I've never had so many truly awesome things going on at once in my life. Let me tell you, when you ask God to use you and mean it with your whole heart...hang on. Because He'll take you for a ride. Don't ask to be used if you don't really want to be used. I'm just saying.

For awhile last year my relationship with God was a little strained. Not because of Him but because of me. I was questioning everything I thought He was telling me to do, all the while asking to be led in the direction He wanted me to go. I knew I was doing it but I couldn't stop myself. I couldn't trust enough to really, well, trust. It's like I was asking a cartographer for the right road to take, then asking a barber, a shoe salesman, and a blind man what they thought the cartographer's very straightforward directions meant. Texas didn't happen. Ben and I didn't work out. My car....my car... So I kind of kept my distance from God without moving too far away, if that make sense.

I knew, at least I felt, I had disappointed Him. So I kept Him at arm's length until fairly recently, actually. Through a group I was part of at church I had things stripped away and it was like a new beginning for my spirituality. That was when I asked God to use me. It was the true cry of my heart. And He began using me. Sometimes in ways I wouldn't have even expected. But then things He was doing with me and through me were amazing. So when did the bad stuff come back, and why couldn't I get rid of it?

For a few weeks I was having random anxiety attacks over silly things. Sometimes over nothing at all. Then I started having them in the middle of the night. They weren't things that woke me up, but happened in very vivid dreams I couldn't escape. So I'd wake up the next morning exhausted because my body had reacted as though I were having these massive attacks. A very dear friend of mine began praying for me (as I know others were) and the panic attacks subsided. But sleep was still elusive for awhile. I was so afraid of sleep that I did what I could to stay awake. And when I did fall asleep I could constantly wake up in fear of falling too deep asleep.

Then there is the depression. I'll have you know I have never been happier in my life before than I am at this moment. But I've also never felt more broken. Wounded. Exposed. Raw. Insanely lonely. I hurt, and most days I hurt deeply. And for no reason.

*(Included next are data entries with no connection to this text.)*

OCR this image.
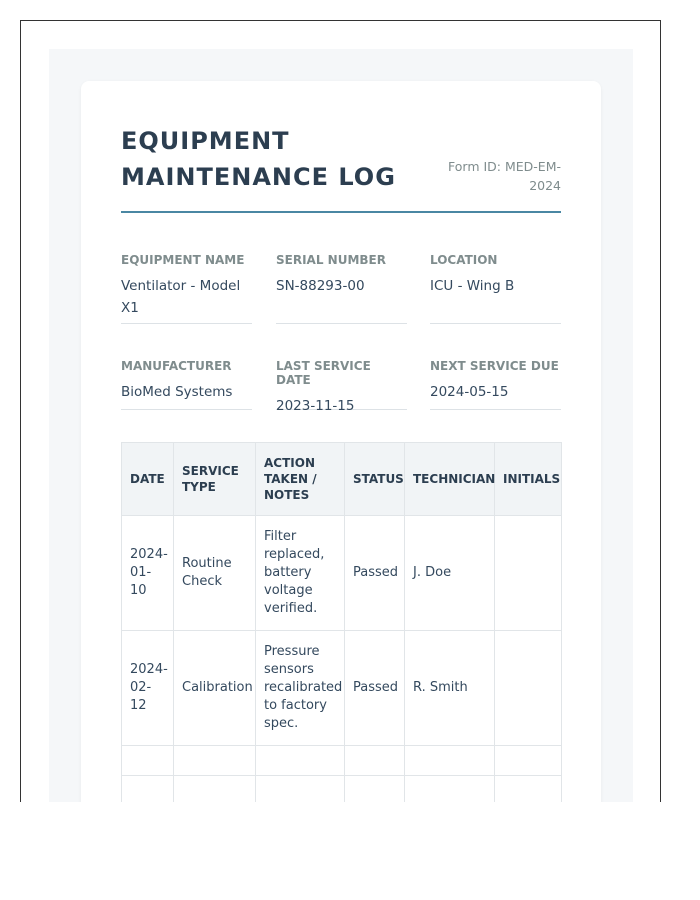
EQUIPMENT MAINTENANCE LOG	Form ID: MED-EM-2024
EQUIPMENT NAME
Ventilator - Model X1
SERIAL NUMBER
SN-88293-00
LOCATION
ICU - Wing B
MANUFACTURER
BioMed Systems
LAST SERVICE DATE
2023-11-15
NEXT SERVICE DUE
2024-05-15
DATE	SERVICE TYPE	ACTION TAKEN / NOTES	STATUS	TECHNICIAN	INITIALS
2024-01-10	Routine Check	Filter replaced, battery voltage verified.	Passed	J. Doe	
2024-02-12	Calibration	Pressure sensors recalibrated to factory spec.	Passed	R. Smith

I praise God through it all because I know it's what I'm supposed to do (SO thankful for Alanna Story's newest album!)...but it won't go away.

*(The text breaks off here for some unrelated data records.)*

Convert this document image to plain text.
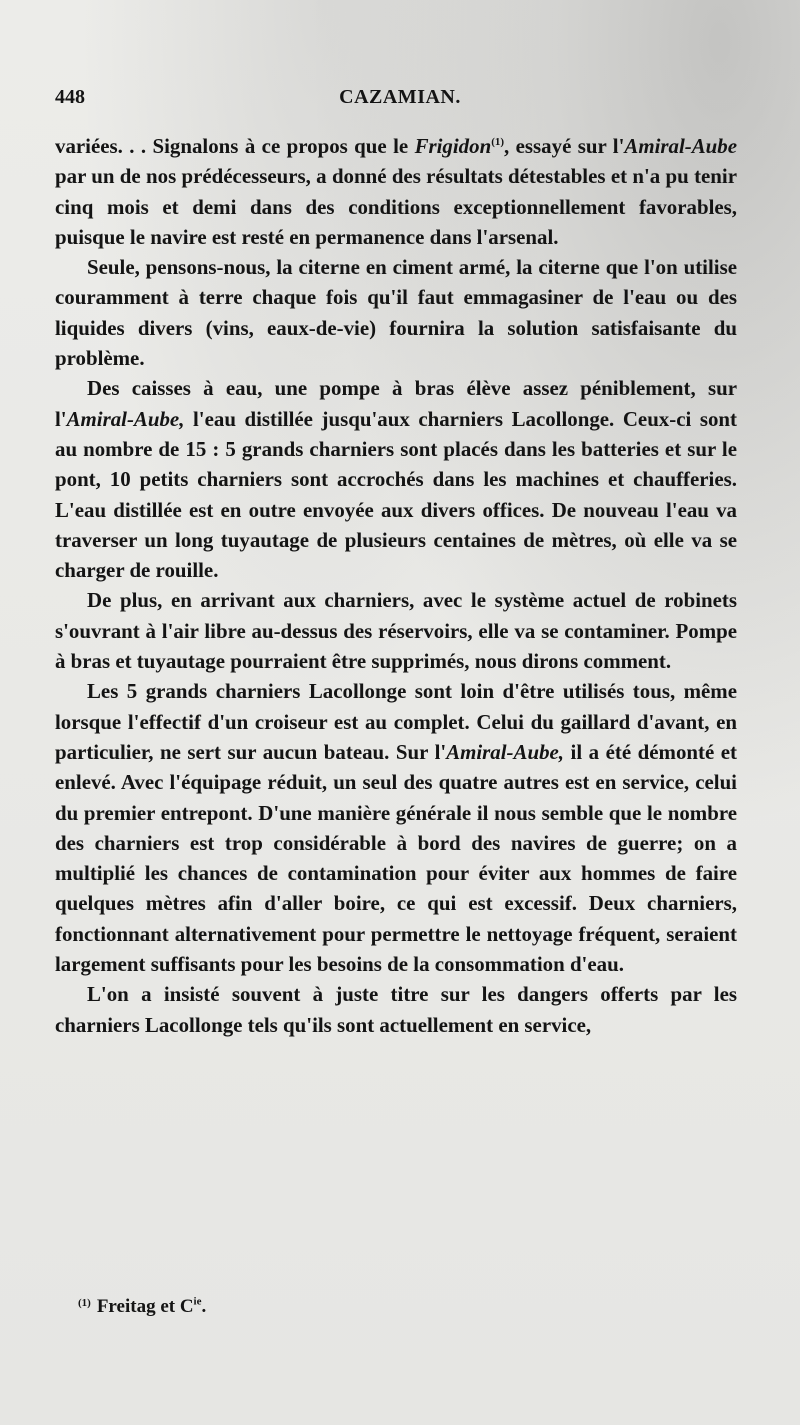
448	CAZAMIAN.

variées. . . Signalons à ce propos que le Frigidon$^{(1)}$, essayé sur l'Amiral-Aube par un de nos prédécesseurs, a donné des résultats détestables et n'a pu tenir cinq mois et demi dans des conditions exceptionnellement favorables, puisque le navire est resté en permanence dans l'arsenal.

Seule, pensons-nous, la citerne en ciment armé, la citerne que l'on utilise couramment à terre chaque fois qu'il faut emmagasiner de l'eau ou des liquides divers (vins, eaux-de-vie) fournira la solution satisfaisante du problème.

Des caisses à eau, une pompe à bras élève assez péniblement, sur l'Amiral-Aube, l'eau distillée jusqu'aux charniers Lacollonge. Ceux-ci sont au nombre de 15 : 5 grands charniers sont placés dans les batteries et sur le pont, 10 petits charniers sont accrochés dans les machines et chaufferies. L'eau distillée est en outre envoyée aux divers offices. De nouveau l'eau va traverser un long tuyautage de plusieurs centaines de mètres, où elle va se charger de rouille.

De plus, en arrivant aux charniers, avec le système actuel de robinets s'ouvrant à l'air libre au-dessus des réservoirs, elle va se contaminer. Pompe à bras et tuyautage pourraient être supprimés, nous dirons comment.

Les 5 grands charniers Lacollonge sont loin d'être utilisés tous, même lorsque l'effectif d'un croiseur est au complet. Celui du gaillard d'avant, en particulier, ne sert sur aucun bateau. Sur l'Amiral-Aube, il a été démonté et enlevé. Avec l'équipage réduit, un seul des quatre autres est en service, celui du premier entrepont. D'une manière générale il nous semble que le nombre des charniers est trop considérable à bord des navires de guerre; on a multiplié les chances de contamination pour éviter aux hommes de faire quelques mètres afin d'aller boire, ce qui est excessif. Deux charniers, fonctionnant alternativement pour permettre le nettoyage fréquent, seraient largement suffisants pour les besoins de la consommation d'eau.

L'on a insisté souvent à juste titre sur les dangers offerts par les charniers Lacollonge tels qu'ils sont actuellement en service,

$^{(1)}$ Freitag et $C^{ie}$.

Some Christians believe with everything in them that medication for depression and anxiety is a cop out. They'll tell you that you need to pray harder, or that there is some sin nature that is separating you from God and allowing these oppressive feelings to control you. I say that's crap. I say, unless you've ever struggled with these issues and have been on medication for it, you can't understand. It's not a crutch, it's not something to hide behind, and depression/anxiety not something anyone can willingly turn on or off.

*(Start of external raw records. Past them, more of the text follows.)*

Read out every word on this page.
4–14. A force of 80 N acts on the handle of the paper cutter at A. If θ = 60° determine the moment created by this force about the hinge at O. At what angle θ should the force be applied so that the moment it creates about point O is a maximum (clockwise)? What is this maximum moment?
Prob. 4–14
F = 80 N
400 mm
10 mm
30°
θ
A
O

For those who have the time (and can overlook a bit of language) I suggest you read this entry in "Hyperboloe and a Half" as well as part two because they are so accurate. I was there before for all of it from beginning to end. For a long time. I'm not going to allow myself to get there again.

So next week I'll opt to pick up the phone and call someone, a professional who will let me cry in her office while I try and will and pray away this chemical imbalance in my brain that makes me more prone to anxiety and depression than some than cry over a bowl of milk and soggy Wheaties. And instead of worrying about how people are going to judge me as I use to, I'll remind myself of the truth; that there is absolutely nothing wrong with seeking this type of help. Science has proven depression and anxiety are not simply "mood disorders" but real medical issues. If someone judges me for looking to correct that chemical imbalance they also judge the person who takes vitamins to make up for deficiencies, who takes cold medicine for a nasty cough...anyone who seeks medical treatment for any medical ailment.

This long-winded post is mostly my confession, but also an offer of encouragement to anyone else out there that may be struggling. Don't ever feel ashamed for asking for help and actively seeking it out. Ever.